Though the science of due dates is not as exact as we may like, due dates are essential for doctors to accurately track maternal health and fetal development. As your doctor tracks the development of your baby, having an estimated due date will help him or her decide when to implement certain tests and other steps of prenatal care.
Although it may be comforting to know the essential role of due dates is fulfilled whether or not your baby arrives on said day, it can still be a source of stress for mothers-to-be as they anxiously await the arrival of their unborn child. You may be left wondering, “Why is the exact day so hard to pin down?”
Due dates are calculated based off of your last menstrual period, meaning your doctor will add 280 days (40 weeks) from the day of your last period in order to establish a due date. However, the reason this is not always 100% accurate is because of the uniqueness of your genes. There is only one of you and one of your spouse, so the way your baby develops will also be unique. One way genetics can influence a baby’s expected arrival is if you or your spouse were born prior to your due dates. If so, then there is a chance your baby will also come early, due to the fact that you have faster-growing genes at work, which may potentially trigger labor sooner. Furthermore, your height may have an impact on when you go into labor due to the fact that short women (less than 5’3”) typically deliver babies five days earlier than taller women (5’6” and above). These are just a couple of ways genetics can influence your the exactness of your due date.
The most common way that due dates are confirmed is via ultrasound. Most OB doctors try to do an ultrasound in the first trimester.
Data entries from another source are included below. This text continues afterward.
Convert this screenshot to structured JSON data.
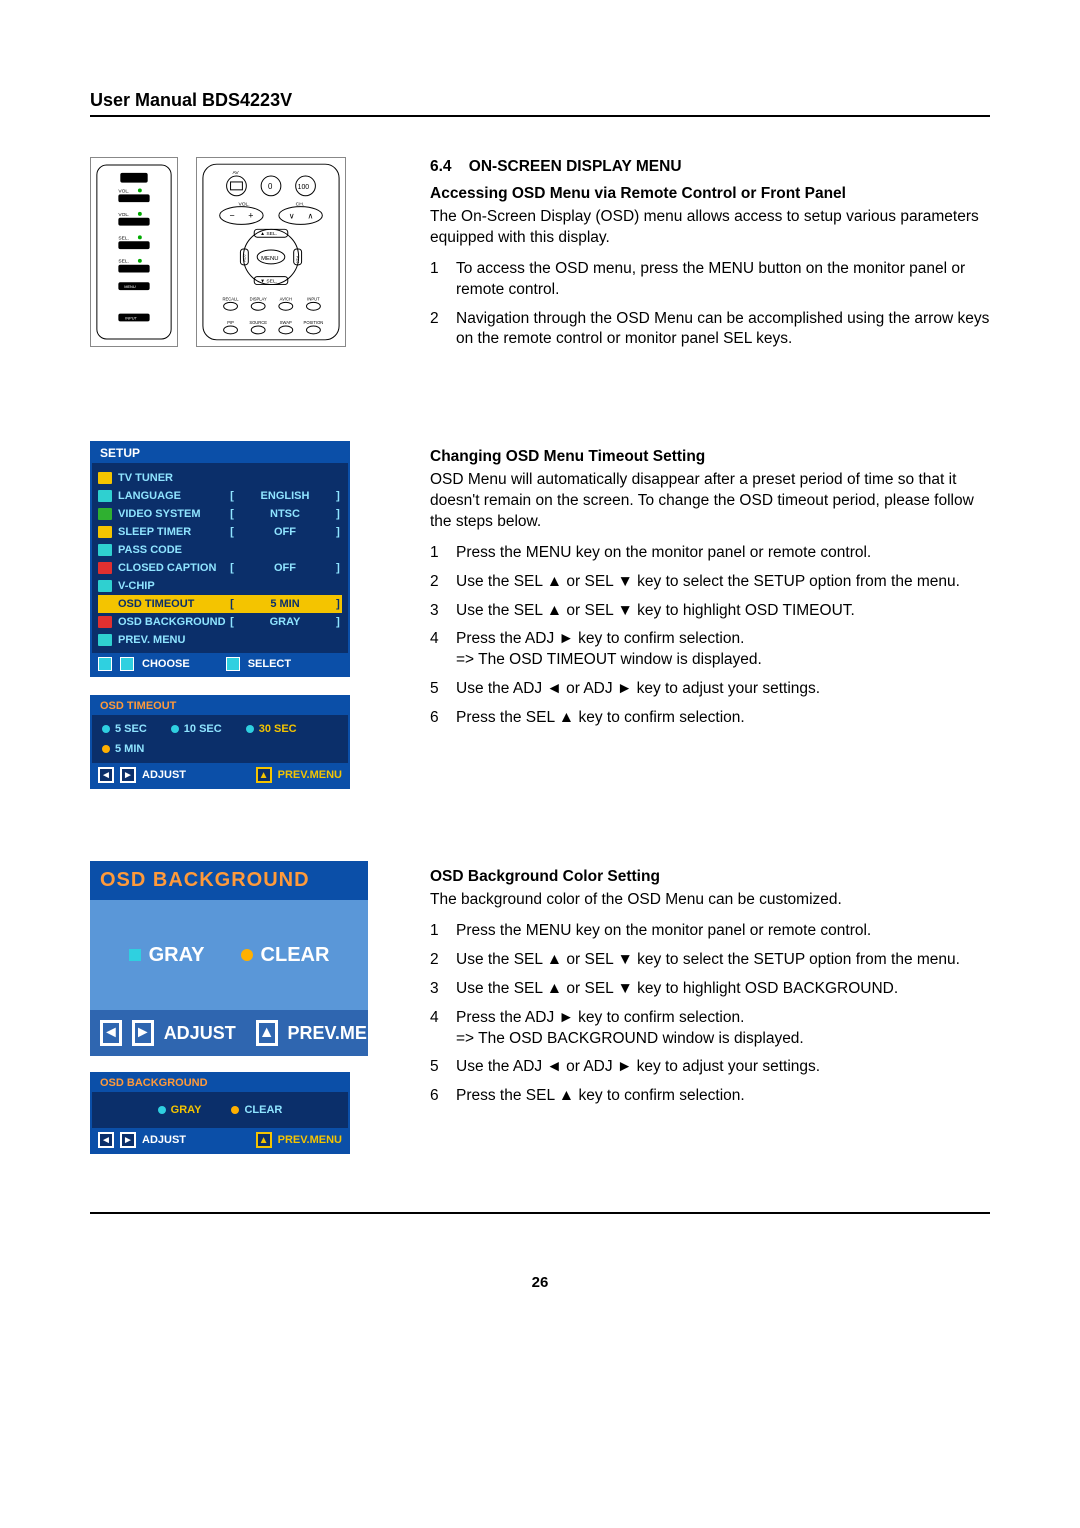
{
  "header": {
    "title": "User Manual BDS4223V"
  },
  "page_number": "26",
  "section": {
    "num": "6.4",
    "title": "ON-SCREEN DISPLAY MENU",
    "sub1_title": "Accessing OSD Menu via Remote Control or Front Panel",
    "sub1_body": "The On-Screen Display (OSD) menu allows access to setup various parameters equipped with this display.",
    "sub1_steps": [
      "To access the OSD menu, press the MENU button on the monitor panel or remote control.",
      "Navigation through the OSD Menu can be accomplished using the arrow keys on the remote control or monitor panel SEL keys."
    ],
    "sub2_title": "Changing OSD Menu Timeout Setting",
    "sub2_body": "OSD Menu will automatically disappear after a preset period of time so that it doesn't remain on the screen. To change the OSD timeout period, please follow the steps below.",
    "sub2_steps": [
      "Press the MENU key on the monitor panel or remote control.",
      "Use the SEL ▲ or SEL ▼ key to select the SETUP option from the menu.",
      "Use the SEL ▲ or SEL ▼ key to highlight OSD TIMEOUT.",
      "Press the ADJ ► key to confirm selection.\n=> The OSD TIMEOUT window is displayed.",
      "Use the ADJ ◄ or ADJ ► key to adjust your settings.",
      "Press the SEL ▲ key to confirm selection."
    ],
    "sub3_title": "OSD Background Color Setting",
    "sub3_body": "The background color of the OSD Menu can be customized.",
    "sub3_steps": [
      "Press the MENU key on the monitor panel or remote control.",
      "Use the SEL ▲ or SEL ▼ key to select the SETUP option from the menu.",
      "Use the SEL ▲ or SEL ▼ key to highlight OSD BACKGROUND.",
      "Press the ADJ ► key to confirm selection.\n=> The OSD BACKGROUND window is displayed.",
      "Use the ADJ ◄ or ADJ ► key to adjust your settings.",
      "Press the SEL ▲ key to confirm selection."
    ]
  },
  "panel_buttons": [
    "VOL.",
    "VOL.",
    "SEL.",
    "SEL.",
    "MENU",
    "INPUT"
  ],
  "remote": {
    "top": [
      "0",
      "100"
    ],
    "vol": "VOL.",
    "ch": "CH.",
    "sel_up": "▲ SEL.",
    "sel_dn": "▼ SEL.",
    "adj_l": "ADJ",
    "adj_r": "ADJ",
    "menu": "MENU",
    "row1": [
      "RECALL",
      "DISPLAY",
      "AV/CH",
      "INPUT"
    ],
    "row2": [
      "PIP",
      "SOURCE",
      "SWAP",
      "POSITION"
    ]
  },
  "osd_setup": {
    "title": "SETUP",
    "rows": [
      {
        "lbl": "TV TUNER",
        "val": "",
        "br": false
      },
      {
        "lbl": "LANGUAGE",
        "val": "ENGLISH",
        "br": true
      },
      {
        "lbl": "VIDEO SYSTEM",
        "val": "NTSC",
        "br": true
      },
      {
        "lbl": "SLEEP TIMER",
        "val": "OFF",
        "br": true
      },
      {
        "lbl": "PASS CODE",
        "val": "",
        "br": false
      },
      {
        "lbl": "CLOSED CAPTION",
        "val": "OFF",
        "br": true
      },
      {
        "lbl": "V-CHIP",
        "val": "",
        "br": false
      },
      {
        "lbl": "OSD TIMEOUT",
        "val": "5 MIN",
        "br": true,
        "hl": true
      },
      {
        "lbl": "OSD BACKGROUND",
        "val": "GRAY",
        "br": true
      },
      {
        "lbl": "PREV. MENU",
        "val": "",
        "br": false
      }
    ],
    "footer_choose": "CHOOSE",
    "footer_select": "SELECT"
  },
  "osd_timeout": {
    "title": "OSD TIMEOUT",
    "options": [
      "5 SEC",
      "10 SEC",
      "30 SEC",
      "5 MIN"
    ],
    "selected": "5 MIN",
    "adjust": "ADJUST",
    "prev": "PREV.MENU"
  },
  "osd_bg_large": {
    "title": "OSD BACKGROUND",
    "opt1": "GRAY",
    "opt2": "CLEAR",
    "adjust": "ADJUST",
    "prev": "PREV.MENU"
  },
  "osd_bg_small": {
    "title": "OSD BACKGROUND",
    "opt1": "GRAY",
    "opt2": "CLEAR",
    "adjust": "ADJUST",
    "prev": "PREV.MENU"
  }
}
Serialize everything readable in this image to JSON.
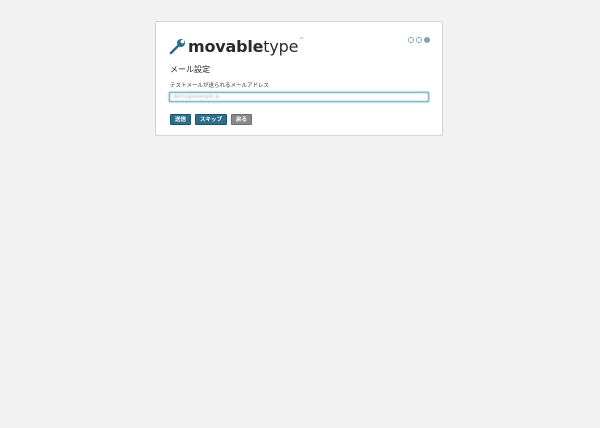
{
  "logo": {
    "movable": "movable",
    "type": "type",
    "tm": "™"
  },
  "steps": {
    "total": 3,
    "current": 3
  },
  "page": {
    "title": "メール設定"
  },
  "form": {
    "email_label": "テストメールが送られるメールアドレス",
    "email_value": "demo@example.jp"
  },
  "buttons": {
    "send": "送信",
    "skip": "スキップ",
    "back": "戻る"
  },
  "colors": {
    "accent": "#2b6f8c",
    "back_button": "#8a8a8a",
    "background": "#f2f2f2"
  }
}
First trimester ultrasounds are the most accurate way to date your pregnancy.
Ultimately, it is important to keep in mind that due dates serve a clinical purpose and allow the doctor to interfere when necessary, speed things along, and deliver the baby in a timely manner. Though the anticipation may be frustrating, you can rest assured knowing that the due date has served its purpose in helping your baby grow strong and healthy.